MARSIDI MENERANGI MENGKANG


Marsidi Menerangi Mengkang
Oleh: Budi Susilo
PERJALANAN jauh yang ku tempuh dari Kota Manado ke Kotamobagu, Sabtu (26/5/2012) lalu, melalui jalur darat sekitar 4 jam akhirnya dapat ku syukuri. 

Aku dapat tiba dengan selamat, berterima kasih banyak kepada Tuhan Yang Maha Esa yang telah memberikan keselamatan perjalanan. Amin ya robal alamin.  

Ya, ke Kotamobagu, plesiran ke Desa Mengkang, Kecamatan Lolayan, Kabupaten Bolaangmongondow, Provinsi Sulawesi Utara bukan tanpa tujuan. 

Mau bertemu dengan seorang kepala desa yang menjadi inisiator pemenuhan tenaga listrik secara mandiri di Desa Mengkang. Kepala desa yang dimaksud bernama Marsidi Kadengkang.

Pergi ke desa ini sudah jauh-jauh hari ku rencanakan. Saat tiba di lokasi rasanya puas, bukan lagi pepesan kosong yang sebatas mimpi. 

Berangkat sekitar jam 3 pagi dari Manado dan tiba di Kotamobagu sekitar jam 7 pagi menjadi pengalaman baru, dapat menikmati indahnya suasana Kotamobagu yang masih bernuansa pedesaan. 
Jembatan gantung menuju ke Desa Mengkang (photo by budi susilo)

Menginjakan tanah Kotamobagu Desa Mengkang jadi kebanggan tersendiri, yang pastinya akan berkesan dan akan jadi bahan sumber bercerita ke anak cucu ku nanti. Amin ya robal alamin.

Sebelum berlanjut ke Desa Mengkang, sejenak ku beristirahat di tempat teman terbaik ku, Edi Sukasah, di Jalan Arif Rahman Hakim, daerah yang masih berdekatan dengan pusat Kotamobagu.

Bersinggah di tempat Edi, bercerita banyak mengenai seluk-beluk Kotamobagu. Maklumlah temanku dari Jawa Barat ini sudah hampir satu tahun lebih bertugas sebagai seorang jurnalis di daerah Kotamobagu dan sekitarnya.

Berbekal nomor handphone Kepala Desa Mengkang, aku mencoba menghubunginya. Berjanjian untuk bertemu, dan rupanya Kepala Desa Mengkang bertempatinggal di Desa Kepondakan Satu, yang jaraknya dekat dari kediaman temanku Edi, yang hanya sekitar 25 menit untuk tiba di Kepondakan Satu.   

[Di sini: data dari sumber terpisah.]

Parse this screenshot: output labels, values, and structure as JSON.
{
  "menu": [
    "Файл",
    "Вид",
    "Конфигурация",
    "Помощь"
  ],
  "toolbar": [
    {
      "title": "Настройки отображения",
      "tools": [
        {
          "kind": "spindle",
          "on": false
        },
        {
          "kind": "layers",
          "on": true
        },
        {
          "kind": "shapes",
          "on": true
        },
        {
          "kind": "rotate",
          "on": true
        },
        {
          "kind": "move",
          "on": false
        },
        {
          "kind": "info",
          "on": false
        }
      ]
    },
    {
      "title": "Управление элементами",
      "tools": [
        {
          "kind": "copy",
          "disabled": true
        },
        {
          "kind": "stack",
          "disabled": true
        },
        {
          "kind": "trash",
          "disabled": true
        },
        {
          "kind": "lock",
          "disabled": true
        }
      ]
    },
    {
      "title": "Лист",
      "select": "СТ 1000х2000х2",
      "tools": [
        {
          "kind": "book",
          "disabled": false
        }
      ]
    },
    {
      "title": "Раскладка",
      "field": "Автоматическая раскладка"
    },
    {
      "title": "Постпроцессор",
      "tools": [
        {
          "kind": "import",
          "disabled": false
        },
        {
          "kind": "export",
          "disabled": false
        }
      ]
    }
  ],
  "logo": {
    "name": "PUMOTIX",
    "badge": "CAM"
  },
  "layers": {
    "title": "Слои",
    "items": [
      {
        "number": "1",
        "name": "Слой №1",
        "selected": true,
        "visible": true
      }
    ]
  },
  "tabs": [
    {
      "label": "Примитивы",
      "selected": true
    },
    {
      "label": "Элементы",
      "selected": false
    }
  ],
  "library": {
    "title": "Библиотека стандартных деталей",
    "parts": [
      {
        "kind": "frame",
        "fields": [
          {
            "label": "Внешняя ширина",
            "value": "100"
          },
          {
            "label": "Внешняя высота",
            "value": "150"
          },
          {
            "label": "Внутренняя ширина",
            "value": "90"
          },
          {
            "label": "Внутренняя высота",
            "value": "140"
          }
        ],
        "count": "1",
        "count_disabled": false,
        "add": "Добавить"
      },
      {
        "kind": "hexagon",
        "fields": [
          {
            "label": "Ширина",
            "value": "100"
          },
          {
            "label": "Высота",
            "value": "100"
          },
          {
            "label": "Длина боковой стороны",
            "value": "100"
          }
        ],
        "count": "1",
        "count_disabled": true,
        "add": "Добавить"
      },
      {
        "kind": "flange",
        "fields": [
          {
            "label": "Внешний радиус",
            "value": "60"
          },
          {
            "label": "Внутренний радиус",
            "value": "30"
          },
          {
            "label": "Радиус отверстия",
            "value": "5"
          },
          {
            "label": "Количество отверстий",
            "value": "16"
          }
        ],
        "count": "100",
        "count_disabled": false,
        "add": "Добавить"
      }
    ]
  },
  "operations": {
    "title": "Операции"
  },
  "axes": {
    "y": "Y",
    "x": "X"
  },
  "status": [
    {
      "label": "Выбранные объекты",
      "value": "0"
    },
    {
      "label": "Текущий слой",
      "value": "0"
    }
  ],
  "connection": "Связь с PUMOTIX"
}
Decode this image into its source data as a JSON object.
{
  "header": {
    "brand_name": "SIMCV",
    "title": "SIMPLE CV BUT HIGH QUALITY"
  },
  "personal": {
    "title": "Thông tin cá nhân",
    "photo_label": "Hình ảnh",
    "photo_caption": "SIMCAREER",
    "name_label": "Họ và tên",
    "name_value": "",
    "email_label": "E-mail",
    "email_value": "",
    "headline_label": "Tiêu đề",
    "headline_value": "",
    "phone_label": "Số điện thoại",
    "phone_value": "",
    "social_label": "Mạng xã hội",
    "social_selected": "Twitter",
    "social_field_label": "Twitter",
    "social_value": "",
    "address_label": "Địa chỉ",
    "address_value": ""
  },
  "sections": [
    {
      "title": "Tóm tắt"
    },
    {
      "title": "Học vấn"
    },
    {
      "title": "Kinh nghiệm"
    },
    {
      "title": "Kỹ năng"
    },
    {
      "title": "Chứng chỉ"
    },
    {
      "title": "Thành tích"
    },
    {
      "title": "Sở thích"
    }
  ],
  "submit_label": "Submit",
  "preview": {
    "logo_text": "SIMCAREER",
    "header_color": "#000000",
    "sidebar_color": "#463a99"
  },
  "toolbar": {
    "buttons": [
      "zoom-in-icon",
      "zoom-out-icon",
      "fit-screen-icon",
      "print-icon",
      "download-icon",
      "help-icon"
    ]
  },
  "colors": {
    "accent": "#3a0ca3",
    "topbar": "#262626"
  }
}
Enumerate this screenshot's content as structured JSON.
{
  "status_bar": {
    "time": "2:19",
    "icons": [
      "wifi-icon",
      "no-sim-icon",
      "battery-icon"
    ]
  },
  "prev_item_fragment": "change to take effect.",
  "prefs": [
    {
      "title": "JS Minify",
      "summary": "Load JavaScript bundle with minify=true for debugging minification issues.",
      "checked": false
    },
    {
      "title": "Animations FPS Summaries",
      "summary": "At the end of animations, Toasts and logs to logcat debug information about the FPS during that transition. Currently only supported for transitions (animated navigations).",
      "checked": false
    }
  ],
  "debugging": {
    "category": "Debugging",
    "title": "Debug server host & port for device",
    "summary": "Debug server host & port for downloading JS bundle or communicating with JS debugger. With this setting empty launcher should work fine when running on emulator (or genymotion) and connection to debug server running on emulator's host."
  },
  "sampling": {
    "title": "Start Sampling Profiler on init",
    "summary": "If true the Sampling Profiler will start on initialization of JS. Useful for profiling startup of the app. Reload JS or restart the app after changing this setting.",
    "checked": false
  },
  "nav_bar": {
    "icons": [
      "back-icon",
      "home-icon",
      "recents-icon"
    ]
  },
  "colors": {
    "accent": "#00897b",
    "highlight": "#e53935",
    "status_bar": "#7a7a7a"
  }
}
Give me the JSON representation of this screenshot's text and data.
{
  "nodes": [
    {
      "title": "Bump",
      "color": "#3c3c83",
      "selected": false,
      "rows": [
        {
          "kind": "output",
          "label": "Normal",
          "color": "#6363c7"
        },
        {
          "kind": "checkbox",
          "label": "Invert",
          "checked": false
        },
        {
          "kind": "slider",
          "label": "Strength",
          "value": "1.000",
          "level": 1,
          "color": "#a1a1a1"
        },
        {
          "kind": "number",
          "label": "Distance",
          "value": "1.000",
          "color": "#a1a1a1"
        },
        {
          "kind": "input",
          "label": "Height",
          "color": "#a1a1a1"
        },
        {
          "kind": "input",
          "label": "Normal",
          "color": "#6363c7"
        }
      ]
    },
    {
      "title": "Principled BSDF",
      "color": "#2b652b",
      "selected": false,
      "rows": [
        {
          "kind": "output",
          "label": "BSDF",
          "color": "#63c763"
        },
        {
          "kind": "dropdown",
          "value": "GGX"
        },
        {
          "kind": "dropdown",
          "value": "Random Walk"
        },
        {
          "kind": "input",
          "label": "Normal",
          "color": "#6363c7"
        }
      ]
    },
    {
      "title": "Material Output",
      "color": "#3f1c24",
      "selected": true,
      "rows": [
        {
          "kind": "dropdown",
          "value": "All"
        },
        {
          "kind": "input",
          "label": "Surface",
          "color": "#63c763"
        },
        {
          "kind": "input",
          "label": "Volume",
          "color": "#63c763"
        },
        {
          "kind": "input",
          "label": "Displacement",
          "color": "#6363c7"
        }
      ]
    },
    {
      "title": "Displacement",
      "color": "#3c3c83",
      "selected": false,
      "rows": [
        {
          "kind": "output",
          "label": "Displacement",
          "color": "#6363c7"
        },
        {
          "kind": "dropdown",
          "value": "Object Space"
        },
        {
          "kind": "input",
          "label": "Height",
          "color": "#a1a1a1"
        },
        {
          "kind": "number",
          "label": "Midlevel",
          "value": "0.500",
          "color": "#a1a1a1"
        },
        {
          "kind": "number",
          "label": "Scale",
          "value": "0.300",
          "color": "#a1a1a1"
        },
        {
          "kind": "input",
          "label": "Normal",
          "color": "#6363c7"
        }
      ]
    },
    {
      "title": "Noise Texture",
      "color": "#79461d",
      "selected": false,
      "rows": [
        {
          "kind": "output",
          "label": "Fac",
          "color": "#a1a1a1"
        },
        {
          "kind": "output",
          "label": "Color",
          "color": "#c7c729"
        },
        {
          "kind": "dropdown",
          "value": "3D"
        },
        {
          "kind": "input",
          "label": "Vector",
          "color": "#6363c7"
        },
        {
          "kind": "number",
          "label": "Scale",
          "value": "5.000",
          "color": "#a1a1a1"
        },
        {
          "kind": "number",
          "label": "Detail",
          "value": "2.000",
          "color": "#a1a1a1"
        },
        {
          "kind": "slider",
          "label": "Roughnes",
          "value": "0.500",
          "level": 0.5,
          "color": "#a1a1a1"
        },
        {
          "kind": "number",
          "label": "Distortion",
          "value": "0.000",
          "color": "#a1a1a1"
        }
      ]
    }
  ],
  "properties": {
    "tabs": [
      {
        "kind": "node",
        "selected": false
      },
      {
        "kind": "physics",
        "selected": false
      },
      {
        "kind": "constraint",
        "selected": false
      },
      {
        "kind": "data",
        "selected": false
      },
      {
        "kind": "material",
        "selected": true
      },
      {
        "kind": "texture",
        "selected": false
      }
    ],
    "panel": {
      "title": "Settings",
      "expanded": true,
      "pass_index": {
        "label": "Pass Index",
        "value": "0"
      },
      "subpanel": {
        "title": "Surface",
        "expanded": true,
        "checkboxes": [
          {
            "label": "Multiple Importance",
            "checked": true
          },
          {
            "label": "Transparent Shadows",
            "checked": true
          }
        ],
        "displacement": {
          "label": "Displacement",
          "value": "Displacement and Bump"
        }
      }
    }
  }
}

“Saya kebetulan lagi tinggal disini. Kita ketemu disini saja, lalu kita nanti bareng-bareng ke lokasi Desa Mengkang,” tutur Marsidi melalui telepon genggamnya.

Tanpa berpikir panjang, aku pun bergegas menuju daerah Desa Kepondakan Satu memakai kendaraan umum yang oleh orang lokal sering disebut becak motor atau bentor. 

Kendaraan yang merakyat ini cukup nyaman, kita duduk di bagian depan dapat puas melihat suasana geliat aktivitas orang-orang.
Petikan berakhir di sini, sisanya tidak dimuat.